Being a high school science teacher is challenging for a variety of reasons. Motivating disinterested students is one of the biggest challenges that teachers of any subject must face regularly. We can all remember covering insects and the ecological roles that they play during high school science class; or, maybe many people do not remember, as it is not uncommon for students to find the topic of insects to be uninteresting. However, this problem can be remedied by focusing on an aspect of insects that anybody would find interesting. No matter how disinterested in insects a person may be, there is no denying that the evolutionary history of insects raises many interesting questions. Are insects the oldest terrestrial organisms? Where did insects come from? What would happen to humans if they disappeared? Questions like these often stimulate even the most apathetic students. In an effort to address questions like the ones above, an international team of scientists have recently teamed up in order to create a comprehensive, accurate and definitive inesct family tree that stretches back half a billion years. In fact, the new family tree even accounts for the evolutionary history that occured before insects appeared on earth.
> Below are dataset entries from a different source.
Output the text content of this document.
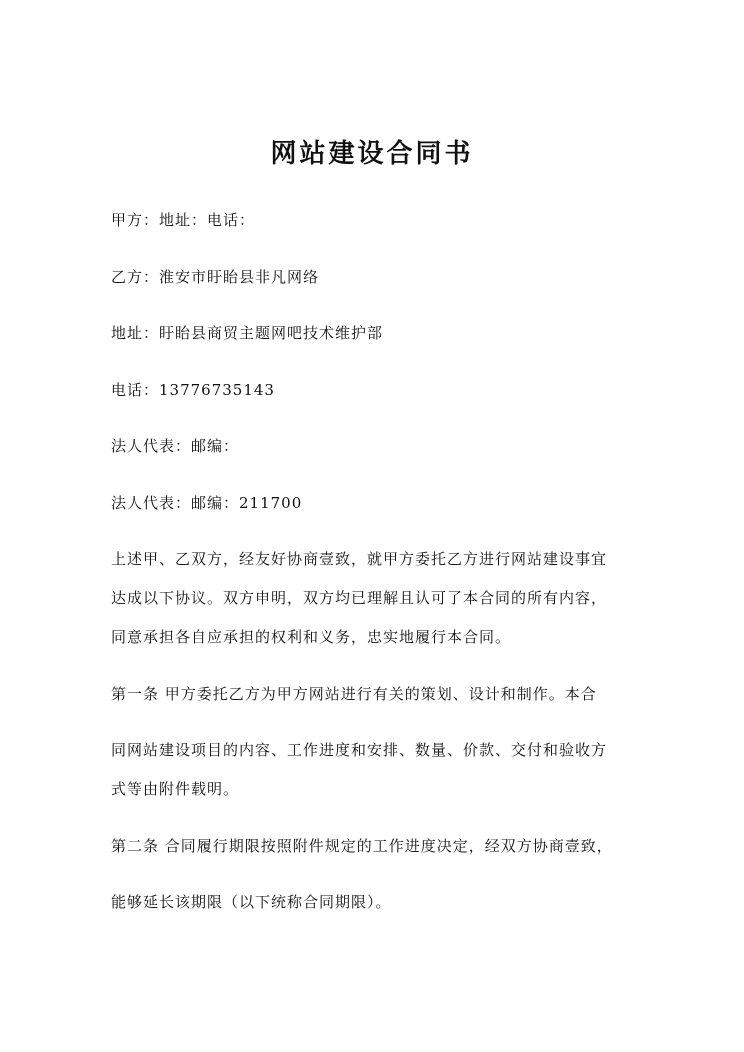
网站建设合同书
甲方：地址：电话：
乙方：淮安市盱眙县非凡网络
地址：盱眙县商贸主题网吧技术维护部
电话：13776735143
法人代表：邮编：
法人代表：邮编：211700
上述甲、乙双方，经友好协商壹致，就甲方委托乙方进行网站建设事宜
达成以下协议。双方申明，双方均已理解且认可了本合同的所有内容，
同意承担各自应承担的权利和义务，忠实地履行本合同。
第一条 甲方委托乙方为甲方网站进行有关的策划、设计和制作。本合
同网站建设项目的内容、工作进度和安排、数量、价款、交付和验收方
式等由附件载明。
第二条 合同履行期限按照附件规定的工作进度决定，经双方协商壹致，
能够延长该期限（以下统称合同期限）。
This new tree has allowed both scientists and non-scientists to better understand the origin of insects.

 

Biologists, entomologists and scientists from many other disciplines have often disagreed with each other about the phylogenetic relationships between different insect species. In order to create an accurate family tree, scientists analyzed nearly fifteen hundred genes from one hundred and forty four species covering all the major insect groups. This genetic testing has allowed researchers to avoid establishing vague phylogenetic relationships between different insect species; instead, the genetic testing provides hard data that cannot be disputed. The research team used genetic evidence to demonstrate that insects first appeared on earth more than four hundred and eighty million years ago. This is seventy million years before the earliest insect fossil. This was around the same time that land plants first appeared on earth. According to the research team, insects most likely evolved from a group of venomous crustaceans called Remipedia.

 

Do you think that the earliest insects were likely capable of dwelling in both terrestrial and marine environments?